Today, August 23, marks the death anniversary of the nationalist Egyptian leader Saad Zaghloul.
His injection into Egyptian politics catalyzed a long period of popular protests against foreign occupation, indigenous despotism, and social feudalism, ultimately leading to the revolution of 1952.
Born in July 1857, Zaghloul was regarded as one of the acclaimed nationalist leaders of modern Egypt and the founder of the Wafd Party. He was a man of the people who became the incarnation of their virtues and their limitations.
Zaghloul was from a well-to-do peasant family in Ibyanah in the Nile River delta.
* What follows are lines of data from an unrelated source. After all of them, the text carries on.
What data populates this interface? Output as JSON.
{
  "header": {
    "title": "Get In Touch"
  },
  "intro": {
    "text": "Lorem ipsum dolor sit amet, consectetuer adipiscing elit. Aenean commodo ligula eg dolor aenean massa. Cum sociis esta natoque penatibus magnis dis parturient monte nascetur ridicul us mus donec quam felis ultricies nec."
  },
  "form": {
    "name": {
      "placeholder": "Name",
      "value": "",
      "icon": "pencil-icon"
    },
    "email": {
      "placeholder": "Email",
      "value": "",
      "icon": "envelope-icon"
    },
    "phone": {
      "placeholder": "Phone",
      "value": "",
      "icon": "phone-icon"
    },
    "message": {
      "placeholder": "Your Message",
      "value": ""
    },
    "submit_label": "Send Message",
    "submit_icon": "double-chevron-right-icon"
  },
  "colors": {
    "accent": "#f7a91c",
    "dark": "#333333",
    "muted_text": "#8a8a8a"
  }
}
He received his Law degree from the Al-Azhar University in Cairo, and then practiced as an advocate and also dabbled in journalism.
Becoming a judge in the Court of Appeal in 1892, he married, in 1895, a daughter of Muṣṭafa Pasha Fahmi, the prime minister of Egypt.
In 1906, he became head of the newly formed Ministry of Education and played a key role in the creation of the Ḥizb al-Ummah (“People’s Party”). At that time, Egypt was asserting its nationalism against the British occupation.
The party was appreciated by Evelyn Baring, 1st earl of Cromer, the British consul general and virtual ruler of the country, for advocating "cooperation with Europeans in introducing Western civilization into the country."
He served briefly as prime minister in 1924.